Beaser’s music has been performed and commissioned with regularity both in America and abroad. He has received major commissions from the New York Philharmonic (150th anniversary commission), the Chicago Symphony (Centennial commission), the Saint Louis Symphony, The American Composers Orchestra, The Baltimore Symphony and Dawn Upshaw, The American Brass Quintet, Chanticleer, New York City Opera, Glimmerglass, and WNET /Great Performances. Recent major orchestral performances have come from the Chicago, Saint Louis and Baltimore Symphonies, The New York Philharmonic, the American Composers Orchestra, the Marine Band, the Vienna Radio Orchestra, the Linzer Symphony Orchestra, The Krakow Philharmonic, the Dutch Radio Symphony, the Gelders Orchestra, the Hong Kong Philharmonic with James Galway, the Monte Carlo Philharmonic, and the Rome Radio Symphony. Other notable performances include the Phoenix Symphony, the New Orchestra of Westchester, the Delaware Symphony, the Tenerife Symphony, the Charleston, South Bend, and New World Symphonies, the Juilliard Orchestra and the Saint Paul Chamber Orchestra. Chamber performances have been given at the Aspen Ojai, Berlin, Musica di Asolo, Spoleto, and Lockinhaus Festivals, the Festival of Contemporary Music and Rumania, the Brooklyn Academy of Music, Music Today, Musical Elements, the New Juilliard Ensemble, the Seattle and Saint Louis Symphony Chamber Music series, the Chamber Music Societies of Lincoln Center, Baltimore and Chicago, The Twentieth Century Consort, the New York Concert Singers, the New Amsterdam Singers, the San Francisco Contemporary Music Players, the Boston Chamber Players, Continuum, NY Virtuosi, the Bridgehampton Chamber Players, Summergarden at MOMA and the Pittsburgh New Music Ensemble.
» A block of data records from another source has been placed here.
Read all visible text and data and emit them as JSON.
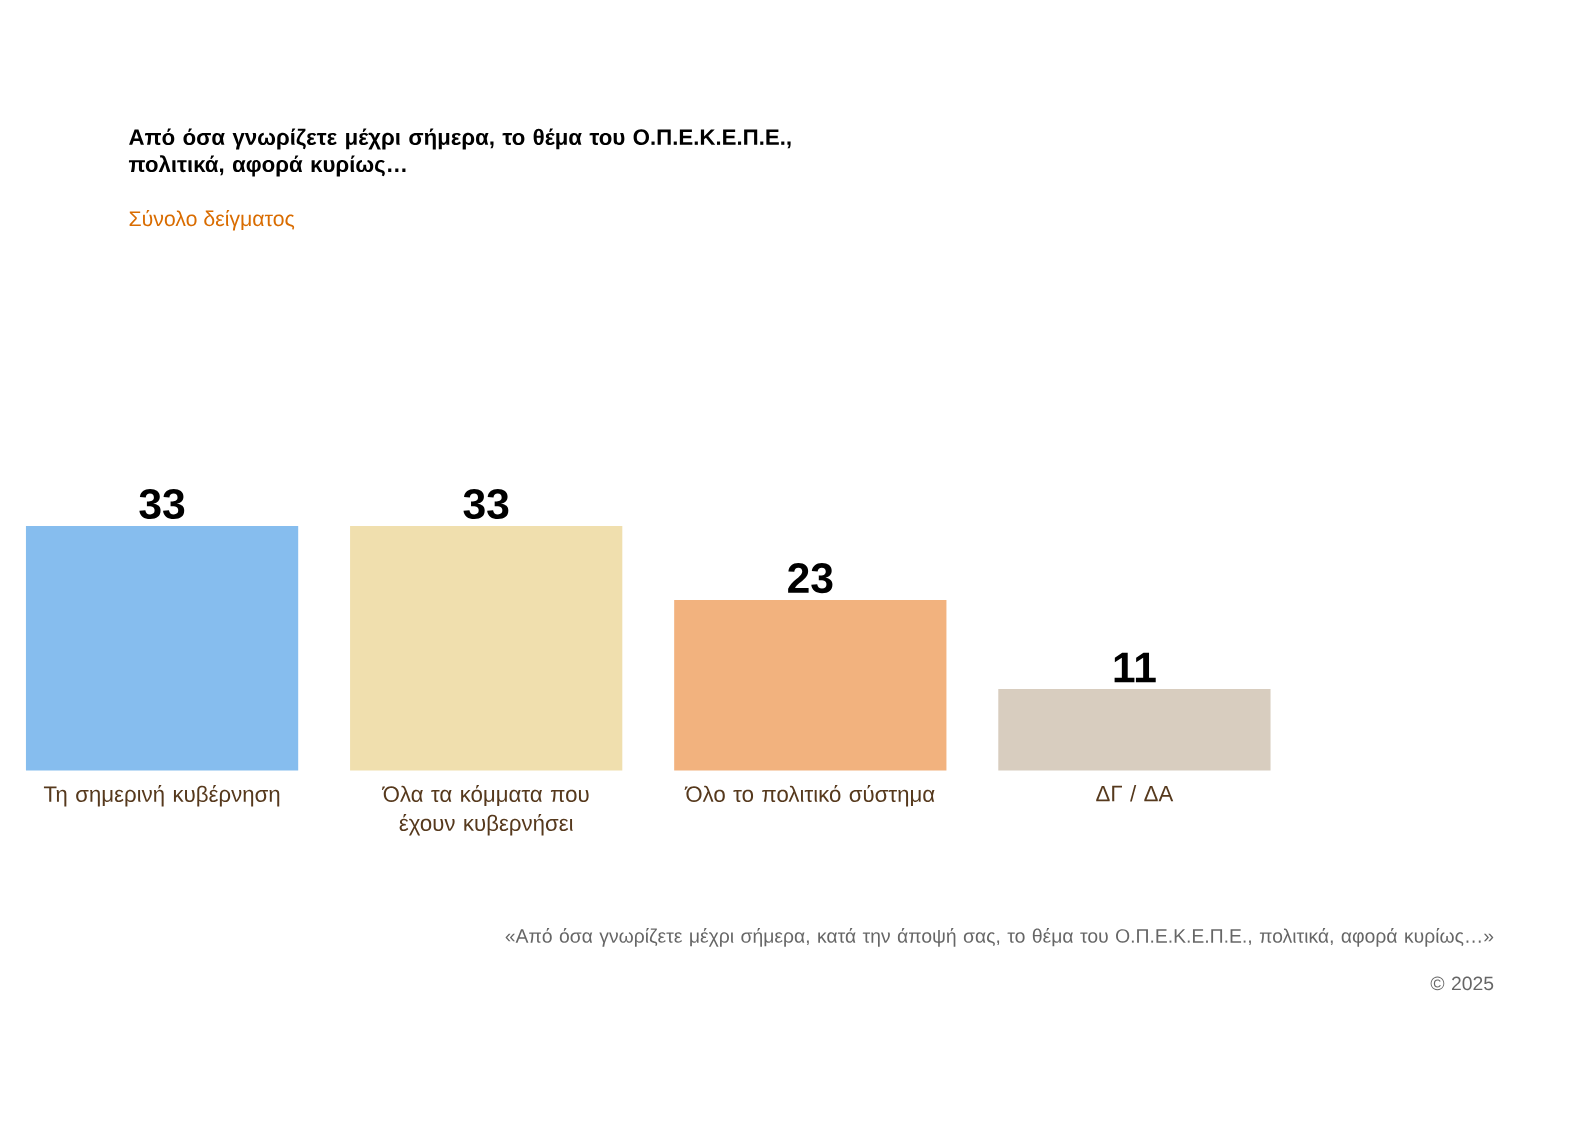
{
  "chart_data": {
    "type": "bar",
    "title": "Από όσα γνωρίζετε μέχρι σήμερα, το θέμα του Ο.Π.Ε.Κ.Ε.Π.Ε., πολιτικά, αφορά κυρίως…",
    "subtitle": "Σύνολο δείγματος",
    "categories": [
      "Τη σημερινή κυβέρνηση",
      "Όλα τα κόμματα που έχουν κυβερνήσει",
      "Όλο το πολιτικό σύστημα",
      "ΔΓ / ΔΑ"
    ],
    "values": [
      33,
      33,
      23,
      11
    ],
    "colors": [
      "#86bdee",
      "#f0dfae",
      "#f2b27e",
      "#d8cdbf"
    ],
    "data_labels": true,
    "annotations": [
      "«Από όσα γνωρίζετε μέχρι σήμερα, κατά την άποψή σας, το θέμα του Ο.Π.Ε.Κ.Ε.Π.Ε., πολιτικά, αφορά κυρίως…»",
      "© 2025"
    ]
  }
}
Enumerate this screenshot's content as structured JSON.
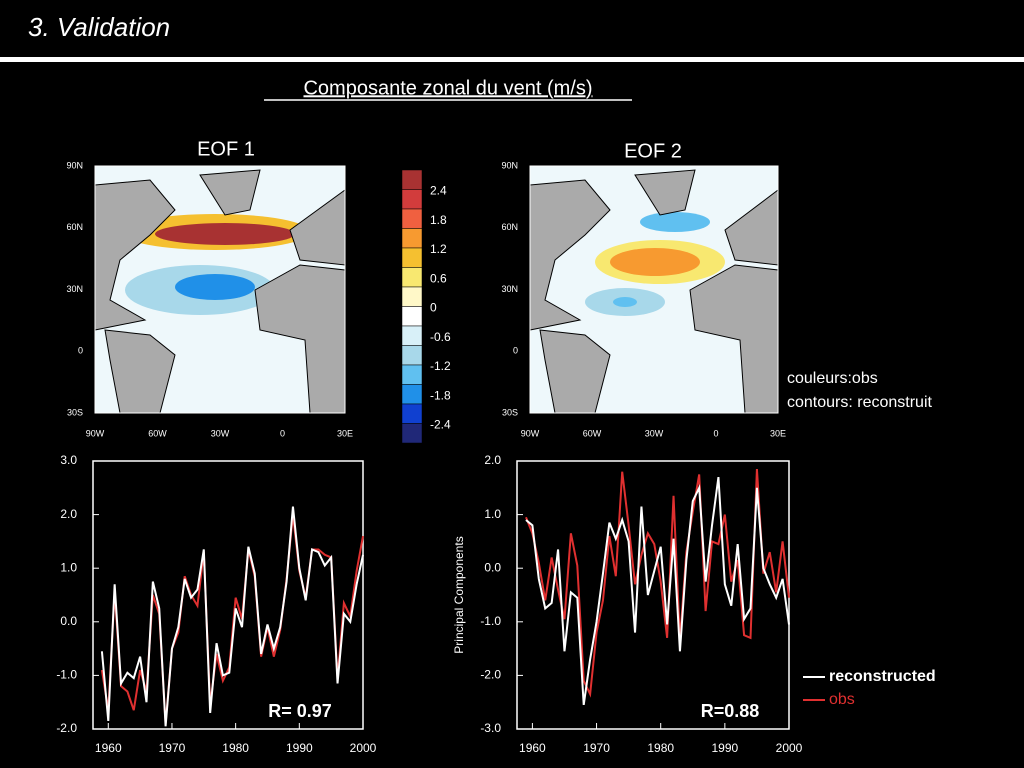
{
  "title": "3. Validation",
  "subtitle": "Composante zonal du vent (m/s)",
  "maps": [
    {
      "title": "EOF 1",
      "lat_labels": [
        "90N",
        "60N",
        "30N",
        "0",
        "30S"
      ],
      "lon_labels": [
        "90W",
        "60W",
        "30W",
        "0",
        "30E"
      ]
    },
    {
      "title": "EOF 2",
      "lat_labels": [
        "90N",
        "60N",
        "30N",
        "0",
        "30S"
      ],
      "lon_labels": [
        "90W",
        "60W",
        "30W",
        "0",
        "30E"
      ]
    }
  ],
  "colorbar": {
    "labels": [
      "2.4",
      "1.8",
      "1.2",
      "0.6",
      "0",
      "-0.6",
      "-1.2",
      "-1.8",
      "-2.4"
    ],
    "colors": [
      "#a83232",
      "#d23c3c",
      "#f06040",
      "#f79a30",
      "#f5c030",
      "#f8e870",
      "#fff8c8",
      "#ffffff",
      "#d8f0f8",
      "#a8d8ea",
      "#60c0f0",
      "#2090e8",
      "#1040d0",
      "#202878"
    ]
  },
  "notes": [
    "couleurs:obs",
    "contours: reconstruit"
  ],
  "chart_data": [
    {
      "type": "line",
      "annotation": "R= 0.97",
      "x": [
        1959,
        1960,
        1961,
        1962,
        1963,
        1964,
        1965,
        1966,
        1967,
        1968,
        1969,
        1970,
        1971,
        1972,
        1973,
        1974,
        1975,
        1976,
        1977,
        1978,
        1979,
        1980,
        1981,
        1982,
        1983,
        1984,
        1985,
        1986,
        1987,
        1988,
        1989,
        1990,
        1991,
        1992,
        1993,
        1994,
        1995,
        1996,
        1997,
        1998,
        1999,
        2000
      ],
      "series": [
        {
          "color": "#e03030",
          "values": [
            -0.9,
            -1.65,
            0.55,
            -1.2,
            -1.3,
            -1.65,
            -0.9,
            -1.3,
            0.5,
            0.15,
            -1.9,
            -0.5,
            -0.2,
            0.85,
            0.5,
            0.3,
            1.3,
            -1.55,
            -0.6,
            -1.1,
            -0.85,
            0.45,
            0.05,
            1.35,
            0.85,
            -0.65,
            -0.1,
            -0.65,
            -0.15,
            0.8,
            2.0,
            0.95,
            0.45,
            1.35,
            1.35,
            1.25,
            1.2,
            -1.05,
            0.35,
            0.1,
            0.95,
            1.6
          ]
        },
        {
          "color": "#ffffff",
          "values": [
            -0.55,
            -1.85,
            0.7,
            -1.15,
            -0.95,
            -1.05,
            -0.65,
            -1.5,
            0.75,
            0.25,
            -1.95,
            -0.5,
            -0.1,
            0.8,
            0.45,
            0.6,
            1.35,
            -1.7,
            -0.4,
            -1.0,
            -0.95,
            0.25,
            -0.1,
            1.4,
            0.9,
            -0.6,
            -0.05,
            -0.5,
            -0.1,
            0.75,
            2.15,
            1.0,
            0.4,
            1.35,
            1.3,
            1.05,
            1.2,
            -1.15,
            0.15,
            0.0,
            0.7,
            1.25
          ]
        }
      ],
      "xlim": [
        1957.6,
        2000
      ],
      "xticks": [
        1960,
        1970,
        1980,
        1990,
        2000
      ],
      "ylim": [
        -2,
        3
      ],
      "yticks": [
        {
          "value": -2,
          "label": "-2.0"
        },
        {
          "value": -1,
          "label": "-1.0"
        },
        {
          "value": 0,
          "label": "0.0"
        },
        {
          "value": 1,
          "label": "1.0"
        },
        {
          "value": 2,
          "label": "2.0"
        },
        {
          "value": 3,
          "label": "3.0"
        }
      ]
    },
    {
      "type": "line",
      "annotation": "R=0.88",
      "ylabel": "Principal Components",
      "x": [
        1959,
        1960,
        1961,
        1962,
        1963,
        1964,
        1965,
        1966,
        1967,
        1968,
        1969,
        1970,
        1971,
        1972,
        1973,
        1974,
        1975,
        1976,
        1977,
        1978,
        1979,
        1980,
        1981,
        1982,
        1983,
        1984,
        1985,
        1986,
        1987,
        1988,
        1989,
        1990,
        1991,
        1992,
        1993,
        1994,
        1995,
        1996,
        1997,
        1998,
        1999,
        2000
      ],
      "series": [
        {
          "name": "obs",
          "color": "#e03030",
          "values": [
            0.95,
            0.65,
            0.1,
            -0.6,
            0.2,
            -0.4,
            -0.95,
            0.65,
            0.05,
            -2.1,
            -2.35,
            -1.2,
            -0.6,
            0.6,
            -0.15,
            1.8,
            0.8,
            -0.3,
            0.25,
            0.65,
            0.45,
            -0.25,
            -1.3,
            1.35,
            -1.35,
            0.3,
            1.05,
            1.75,
            -0.8,
            0.5,
            0.45,
            1.0,
            -0.25,
            0.15,
            -1.25,
            -1.3,
            1.85,
            -0.1,
            0.3,
            -0.45,
            0.5,
            -0.55
          ]
        },
        {
          "name": "reconstructed",
          "color": "#ffffff",
          "values": [
            0.9,
            0.8,
            -0.2,
            -0.75,
            -0.65,
            0.35,
            -1.55,
            -0.45,
            -0.55,
            -2.55,
            -1.7,
            -1.0,
            -0.1,
            0.85,
            0.55,
            0.9,
            0.5,
            -1.2,
            1.15,
            -0.5,
            -0.05,
            0.4,
            -1.05,
            0.55,
            -1.55,
            0.15,
            1.25,
            1.5,
            -0.25,
            0.8,
            1.7,
            -0.3,
            -0.7,
            0.45,
            -0.95,
            -0.75,
            1.5,
            0.0,
            -0.3,
            -0.55,
            -0.2,
            -1.05
          ]
        }
      ],
      "xlim": [
        1957.6,
        2000
      ],
      "xticks": [
        1960,
        1970,
        1980,
        1990,
        2000
      ],
      "ylim": [
        -3,
        2
      ],
      "yticks": [
        {
          "value": -3,
          "label": "-3.0"
        },
        {
          "value": -2,
          "label": "-2.0"
        },
        {
          "value": -1,
          "label": "-1.0"
        },
        {
          "value": 0,
          "label": "0.0"
        },
        {
          "value": 1,
          "label": "1.0"
        },
        {
          "value": 2,
          "label": "2.0"
        }
      ]
    }
  ]
}
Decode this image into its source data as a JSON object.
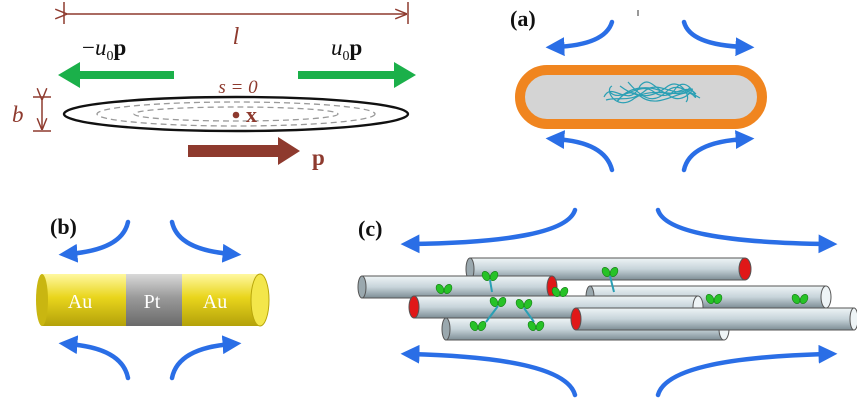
{
  "colors": {
    "blue_arrow": "#2a6ee6",
    "green_arrow": "#1bb04a",
    "maroon": "#8e3a2e",
    "orange": "#f0851f",
    "gold": "#e9d51c",
    "platinum": "#9a9a9a",
    "rod": "#c9d6dc",
    "red_cap": "#e01818",
    "coil": "#2a9fb4",
    "leaf": "#27c227"
  },
  "schematic": {
    "length_label": "l",
    "diameter_label": "b",
    "left_force": {
      "sign": "−",
      "symbol": "u",
      "subscript": "0",
      "vector": "p"
    },
    "right_force": {
      "symbol": "u",
      "subscript": "0",
      "vector": "p"
    },
    "arc_label": "s = 0",
    "center_label": "x",
    "direction_label": "p"
  },
  "panels": {
    "a": {
      "label": "(a)"
    },
    "b": {
      "label": "(b)",
      "segments": [
        "Au",
        "Pt",
        "Au"
      ]
    },
    "c": {
      "label": "(c)"
    }
  }
}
His music has been performed, recorded and commissioned by artists such as Leonard Slatkin, Paula Robison, Richard Stoltzman, Eliot Fisk, James Galway, Gilbert Levine, Manuel Barrueco, Renee Fleming, Pamela Mia Paul, David Loebel, Lukas Foss, Paul Sperry, Constance Hauman, Alisdair Neale, Stewart Robertson, Big Bird, James Paul, Lauren Flanigan, John Aler, Robert McDuffie, Ransom Wilson, Joel Sachs, Carol Wincenc, Dawn Upshaw, David Zinman, Gerard Schwarz and Dennis Russell Davies.